3. Geïntegreerd beleid op het vlak van veiligheid en ontwikkeling

Er bestaat een nauwe relatie tussen veiligheid, stabiliteit en ontwikkeling in post-conflictlanden en landen die dreigen af te glijden naar geweld en destabilisatie. De vraag rijst in hoeverre de huidige inspanningen van de internationale gemeenschap ­ en ook Nederland ­ voldoende voorzien in een integrale aanpak van dit spectrum. Veiligheid en stabiliteit in deze landen is een voorwaarde voor ontwikkeling. Ook de beheersing en bezwering van crises is noodzakelijk voor ontwikkeling. Het zijn immers vooral de armsten die het meest lijden onder onveiligheid, schending van mensenrechten, en de sociale en economische gevolgen van destabilisering. Veiligheid is daarmee net als gezondheidszorg en onderwijs een zogenaamd 'Public Good', hetgeen tevens ontwikkelingsrelevantie inhoudt.

Dientengevolge zijn de activiteiten in deze landen gericht op duurzame capaciteit om vrede en veiligheid te bewaren deel van de staatsvorming. Net als op andere terreinen (justitie, politie, financiën, etc.) is staatsvorming in de veiligheidssector broodnodig voor ontwikkeling. Activiteiten gericht op waarborging van veiligheid, onder meer door de ondersteuning van de opbouw van een civiel gecontroleerd veiligheidsapparaat dat zowel de krijgsmacht als de politie omvat, zijn daarmee even ontwikkelingsrelevant. De huidige criteria inzake 'Official Development Assistance' (ODA) van de OESO-Development Assitance Committee (DAC) sluiten echter de ondersteuning van de militaire componenten van de veiligheidssector uit. Ervaringen in onder meer Afghanistan, Bosnië-Herzegovina en het Grote Merengebied hebben geleerd dat vraagtekens kunnen worden gezet bij deze afbakening. In hoeverre is bijvoorbeeld de vorming van een defensieapparaat in Afghanistan door omvorming van een schare van 250 duizend strijders onder aanvoering van krijgsheren tot een civiel gecontroleerde krijgsmacht (momenteel non-ODA) van 70 duizend nieuwe militairen minder ontwikkelingsrelevant dan de opbouw van een Afghaans politieapparaat (momenteel ODA-eligible)?

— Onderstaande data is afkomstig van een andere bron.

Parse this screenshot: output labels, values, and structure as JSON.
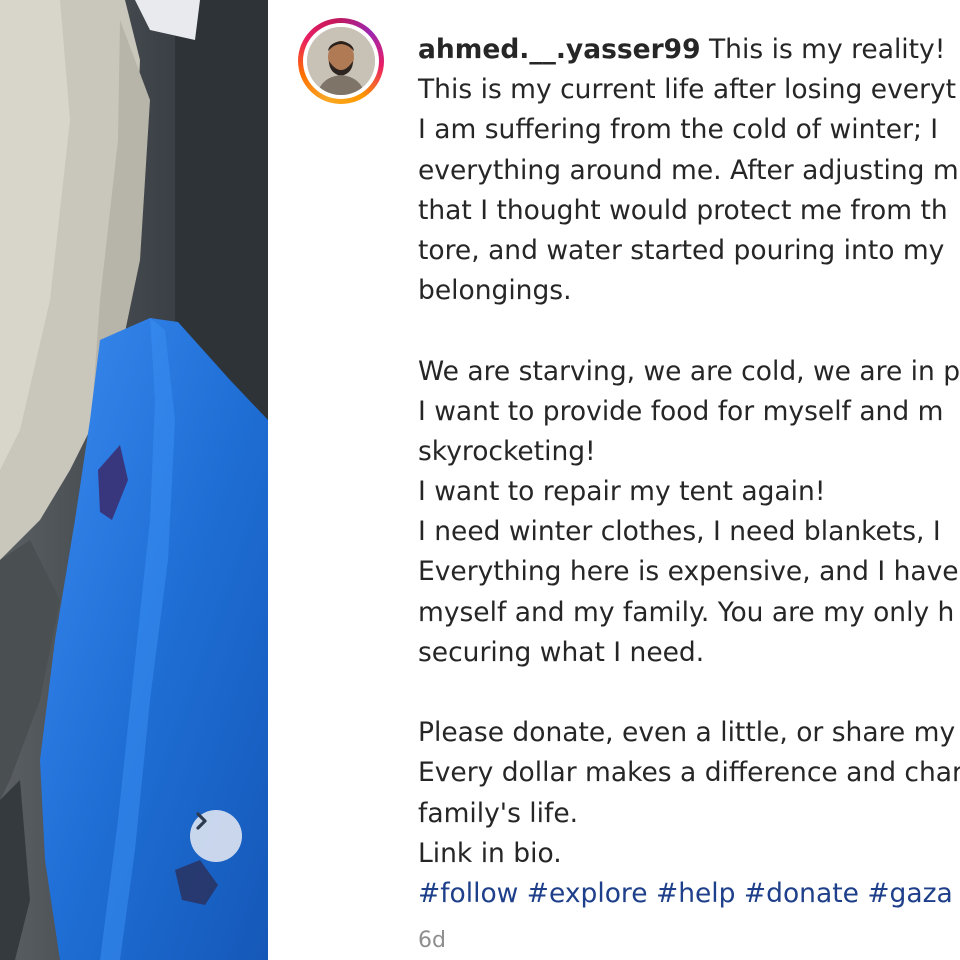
{
  "post": {
    "username": "ahmed.__.yasser99",
    "caption_lines": [
      "This is my reality!",
      "This is my current life after losing everyt",
      "I am suffering from the cold of winter; I",
      "everything around me. After adjusting m",
      "that I thought would protect me from th",
      "tore, and water started pouring into my",
      "belongings.",
      "",
      "We are starving, we are cold, we are in p",
      "I want to provide food for myself and m",
      "skyrocketing!",
      "I want to repair my tent again!",
      "I need winter clothes, I need blankets, I",
      "Everything here is expensive, and I have",
      "myself and my family. You are my only h",
      "securing what I need.",
      "",
      "Please donate, even a little, or share my",
      "Every dollar makes a difference and char",
      "family's life.",
      "Link in bio."
    ],
    "hashtags": [
      "#follow",
      "#explore",
      "#help",
      "#donate",
      "#gaza",
      "#"
    ],
    "timestamp": "6d"
  },
  "media": {
    "next_icon": "chevron-right-icon"
  },
  "colors": {
    "hashtag": "#1e3f8a",
    "text": "#262626",
    "timestamp": "#8e8e8e",
    "bag_blue": "#1f6fd6"
  }
}
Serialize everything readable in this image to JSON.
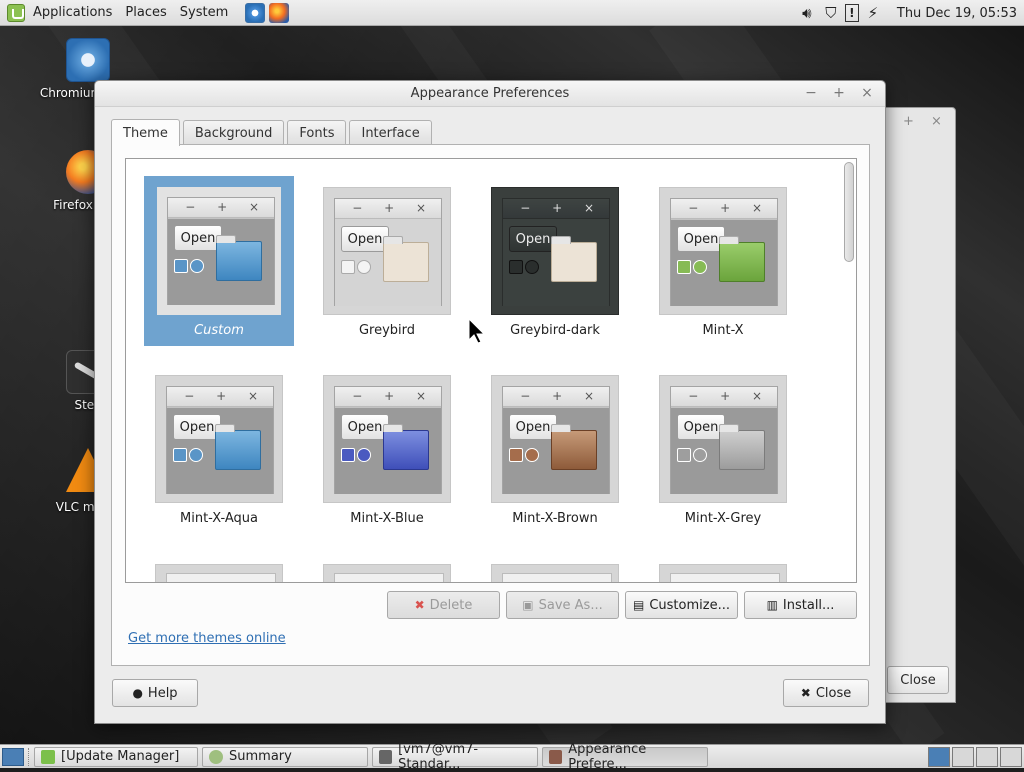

Op het terrein van crisisbeheersing staan de ODA-criteria evenwel een beperkt aantal activiteiten als ODA toe die worden uitgevoerd door militairen in het kader van vredesoperaties. Alleen de netto additionele kosten gemaakt voor de volgende activiteiten zijn ODA-eligible: ondersteuning mensenrechten, verkiezingswaarneming, herintegratie van gedemobiliseerde strijders, inname van hun wapens, herstel van basis infrastructuur, volgen en opleiden van ambtenaren en politie, douane, grenscontrole, advisering in macro-economisch beleid, en humanitaire ontmijning. Deze activiteiten werden in het verleden voornamelijk door VN-militairen ('blauwhelmen') uitgevoerd. In de criteria wordt de mogelijkheid geboden om "vergelijkbare" activiteiten ook buiten VN-kader onder ODA te brengen, waarbij alleen de categorieën verkiezingswaarneming, mensenrechtenactiviteiten, ontmijning en demobilisatie nader zijn gespecificeerd. De niet nader gespecificeerde activiteiten worden daarom niet altijd aan de OESO-DAC als ODA gerapporteerd als zij niet door 'blauwhelmen' zijn uitgevoerd.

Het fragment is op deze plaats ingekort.